What this chapter covers
- 01Mass-mass roadmap: mass A → n(A) ÷ M → n(B) × mole ratio → mass B × M
- 02Limiting reagent: divide each reactant's moles by its coefficient; the smallest is limiting
- 03Percentage yield = (actual yield / theoretical yield) × 100
- 04Significant figures: × ÷ take the fewest sig figs; + − take the fewest decimal places
- 05Solubility (g per 100 g water); saturated, unsaturated and supersaturated solutions
- 06Molarity c = n/V (mol L−1); dilution c1V1 = c2V2; solution/titration stoichiometry
- 07Gas laws: Boyle (p ∝ 1/V), Charles (V ∝ T), combined p1V1/T1 = p2V2/T2
- 08Ideal gas pV = nRT (T in kelvin), Dalton's partial pressures, molar volume (24.8 L mol−1 at SLC), gas stoichiometry
Limiting reagent and mass of precipitate
- 1 mark — balanced equation with statesBalanced equation: BaCl2(aq) + Na2SO4(aq) → BaSO4(s) + 2NaCl(aq).
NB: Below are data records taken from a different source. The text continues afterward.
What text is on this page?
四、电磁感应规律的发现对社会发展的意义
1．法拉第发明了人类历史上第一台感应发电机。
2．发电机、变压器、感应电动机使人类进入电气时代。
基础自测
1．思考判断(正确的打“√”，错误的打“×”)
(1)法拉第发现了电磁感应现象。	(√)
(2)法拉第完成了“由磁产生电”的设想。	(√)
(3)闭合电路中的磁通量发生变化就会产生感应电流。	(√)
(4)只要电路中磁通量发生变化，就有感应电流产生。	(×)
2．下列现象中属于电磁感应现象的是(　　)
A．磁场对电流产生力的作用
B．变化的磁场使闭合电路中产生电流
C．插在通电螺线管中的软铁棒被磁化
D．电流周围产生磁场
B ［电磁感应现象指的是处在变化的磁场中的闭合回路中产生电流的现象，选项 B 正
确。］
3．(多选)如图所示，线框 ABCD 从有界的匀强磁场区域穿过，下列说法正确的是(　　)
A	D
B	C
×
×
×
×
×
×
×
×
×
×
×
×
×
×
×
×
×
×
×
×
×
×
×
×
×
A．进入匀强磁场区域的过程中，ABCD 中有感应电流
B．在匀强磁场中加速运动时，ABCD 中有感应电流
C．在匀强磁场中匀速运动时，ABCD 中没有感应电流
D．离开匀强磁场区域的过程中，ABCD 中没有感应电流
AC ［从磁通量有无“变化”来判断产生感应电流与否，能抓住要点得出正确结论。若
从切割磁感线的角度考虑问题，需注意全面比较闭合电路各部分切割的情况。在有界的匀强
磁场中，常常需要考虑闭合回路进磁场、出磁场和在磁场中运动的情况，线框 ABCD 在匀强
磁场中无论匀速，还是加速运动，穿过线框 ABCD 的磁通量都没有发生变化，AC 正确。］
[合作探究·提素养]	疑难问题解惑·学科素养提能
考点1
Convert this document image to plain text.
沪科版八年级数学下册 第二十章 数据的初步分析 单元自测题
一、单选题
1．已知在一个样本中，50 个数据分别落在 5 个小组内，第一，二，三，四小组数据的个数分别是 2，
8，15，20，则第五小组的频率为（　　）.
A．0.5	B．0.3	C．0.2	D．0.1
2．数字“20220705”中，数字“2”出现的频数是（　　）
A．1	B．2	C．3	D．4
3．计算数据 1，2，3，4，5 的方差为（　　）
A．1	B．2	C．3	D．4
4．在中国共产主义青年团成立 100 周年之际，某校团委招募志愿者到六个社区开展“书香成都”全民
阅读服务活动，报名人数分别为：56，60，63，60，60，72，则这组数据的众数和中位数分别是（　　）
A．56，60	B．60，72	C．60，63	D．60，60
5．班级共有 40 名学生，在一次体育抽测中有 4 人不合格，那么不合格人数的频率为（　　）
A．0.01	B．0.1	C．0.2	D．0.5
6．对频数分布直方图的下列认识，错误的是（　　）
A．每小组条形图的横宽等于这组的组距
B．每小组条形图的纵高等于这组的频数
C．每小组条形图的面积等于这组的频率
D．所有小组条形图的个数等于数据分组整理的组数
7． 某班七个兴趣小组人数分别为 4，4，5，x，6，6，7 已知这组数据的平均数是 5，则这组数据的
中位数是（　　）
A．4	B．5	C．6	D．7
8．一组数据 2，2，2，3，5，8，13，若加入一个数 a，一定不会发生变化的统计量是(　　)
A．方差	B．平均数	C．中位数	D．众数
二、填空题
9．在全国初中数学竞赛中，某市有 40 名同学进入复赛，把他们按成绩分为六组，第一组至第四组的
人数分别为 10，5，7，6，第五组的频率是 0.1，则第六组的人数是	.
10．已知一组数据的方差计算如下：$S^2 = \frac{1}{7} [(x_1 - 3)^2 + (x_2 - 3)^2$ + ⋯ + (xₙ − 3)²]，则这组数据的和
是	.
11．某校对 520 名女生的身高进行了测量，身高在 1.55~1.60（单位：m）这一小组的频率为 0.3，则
- 1 mark — moles of each reactantn(BaCl2) = 18.0 ÷ 208.2 = 0.0864 mol; n(Na2SO4) = 22.0 ÷ 142.0 = 0.155 mol.
- 1 mark — correct limiting reagentDivide by coefficients (both 1): 0.0864 vs 0.155, so BaCl2 is the limiting reagent.
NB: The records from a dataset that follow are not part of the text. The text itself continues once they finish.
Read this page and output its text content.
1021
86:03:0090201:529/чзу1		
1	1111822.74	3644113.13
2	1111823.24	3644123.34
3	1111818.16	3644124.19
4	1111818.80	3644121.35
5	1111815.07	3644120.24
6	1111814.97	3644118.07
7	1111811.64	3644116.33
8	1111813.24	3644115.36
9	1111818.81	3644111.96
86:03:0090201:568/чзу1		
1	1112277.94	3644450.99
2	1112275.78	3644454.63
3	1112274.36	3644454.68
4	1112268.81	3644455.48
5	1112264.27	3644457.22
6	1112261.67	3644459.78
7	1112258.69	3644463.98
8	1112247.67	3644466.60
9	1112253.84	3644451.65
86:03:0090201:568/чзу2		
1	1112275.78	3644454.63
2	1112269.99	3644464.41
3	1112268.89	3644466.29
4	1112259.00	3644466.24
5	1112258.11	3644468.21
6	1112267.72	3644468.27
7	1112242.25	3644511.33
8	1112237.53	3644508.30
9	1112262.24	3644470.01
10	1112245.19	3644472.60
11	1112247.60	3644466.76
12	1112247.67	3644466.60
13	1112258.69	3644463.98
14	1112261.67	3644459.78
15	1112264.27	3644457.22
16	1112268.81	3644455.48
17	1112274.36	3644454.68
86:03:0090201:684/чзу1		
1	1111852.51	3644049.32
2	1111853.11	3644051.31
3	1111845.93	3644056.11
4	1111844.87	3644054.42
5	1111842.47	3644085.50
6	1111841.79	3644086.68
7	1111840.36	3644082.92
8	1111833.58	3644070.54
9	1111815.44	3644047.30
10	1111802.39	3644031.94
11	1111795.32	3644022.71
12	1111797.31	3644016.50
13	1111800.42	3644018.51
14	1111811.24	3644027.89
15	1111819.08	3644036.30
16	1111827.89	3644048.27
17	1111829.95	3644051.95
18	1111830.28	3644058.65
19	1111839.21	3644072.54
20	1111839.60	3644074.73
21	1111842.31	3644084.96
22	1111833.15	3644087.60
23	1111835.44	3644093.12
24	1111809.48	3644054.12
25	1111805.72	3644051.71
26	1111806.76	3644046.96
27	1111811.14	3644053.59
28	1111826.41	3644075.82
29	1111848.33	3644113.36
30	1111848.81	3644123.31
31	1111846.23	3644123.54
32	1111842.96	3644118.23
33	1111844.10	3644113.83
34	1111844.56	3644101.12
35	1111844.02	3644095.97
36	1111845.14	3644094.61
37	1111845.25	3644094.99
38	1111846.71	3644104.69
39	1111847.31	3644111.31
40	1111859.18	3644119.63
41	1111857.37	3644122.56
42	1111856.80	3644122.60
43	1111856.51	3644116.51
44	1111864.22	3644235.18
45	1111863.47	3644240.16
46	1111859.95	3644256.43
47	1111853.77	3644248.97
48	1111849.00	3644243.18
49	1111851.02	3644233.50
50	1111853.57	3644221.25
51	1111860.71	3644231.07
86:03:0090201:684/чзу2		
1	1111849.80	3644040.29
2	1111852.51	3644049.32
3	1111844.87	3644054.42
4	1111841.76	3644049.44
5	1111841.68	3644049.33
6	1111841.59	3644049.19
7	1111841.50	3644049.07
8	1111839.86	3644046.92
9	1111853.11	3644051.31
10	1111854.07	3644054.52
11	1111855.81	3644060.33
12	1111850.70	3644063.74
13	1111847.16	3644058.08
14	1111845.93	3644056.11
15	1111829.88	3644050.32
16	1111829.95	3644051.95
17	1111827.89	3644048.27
- 1 mark — moles of productMole ratio BaCl2 : BaSO4 = 1 : 1, so n(BaSO4) = 0.0864 mol.
- 1 mark — mass with correct sig figsm(BaSO4) = 0.0864 × 233.4 = 20.2 g (3 sig figs).
Key terms
- Limiting reagent
- The reactant that is fully consumed first and therefore determines the maximum amount of product; found by dividing each reactant's moles by its coefficient and taking the smallest.
- Percentage yield
- The actual yield as a percentage of the theoretical (stoichiometric) yield: %yield = (actual / theoretical) × 100. Always ≤ 100 % in practice.
- Molarity (c)
- Concentration in moles of solute per litre of solution, c = n/V (mol L−1). The basis of n = cV used in titration arithmetic.
- Ideal gas equation
- pV = nRT, relating pressure, volume, moles and temperature, with R = 8.314 L kPa K−1 mol−1. Temperature must be in kelvin.
- Molar volume
- The volume occupied by one mole of an ideal gas: 24.8 L mol−1 at SLC (25 °C, 100 kPa) and 22.7 L mol−1 at STP (0 °C, 100 kPa).
Stoichiometry, Solutions & Gases FAQ
How do I decide which reactant is limiting?
Convert each reactant's mass to moles, then divide each by its balancing coefficient. The reactant giving the smallest value is limiting; use its moles for all product calculations. The other reactant is in excess.
Which value of R should I use in pV = nRT?
Match R to your units. Use R = 8.314 L kPa K−1 mol−1 with pressure in kPa, or R = 0.08206 L atm K−1 mol−1 with pressure in atm. Volume is in litres and temperature must always be in kelvin (K = °C + 273.15).
How do significant figures work in multi-step problems?
Carry extra digits through intermediate steps and round only at the end. For × and ÷ the final answer takes the fewest sig figs among the inputs; for + and − it takes the fewest decimal places. This is explicitly marked.
Exam move
This chapter rewards repetition: work through limiting-reagent, percentage-yield, molarity and gas-law problems until the roadmap is reflexive. Make two habits automatic — temperature in kelvin and volume in litres — because most lost marks here are unit errors, not chemistry errors. Practise quoting significant figures out loud as you go, since Section B awards a dedicated mark for them, and use the supplied formula sheet to choose the right relationship rather than guessing.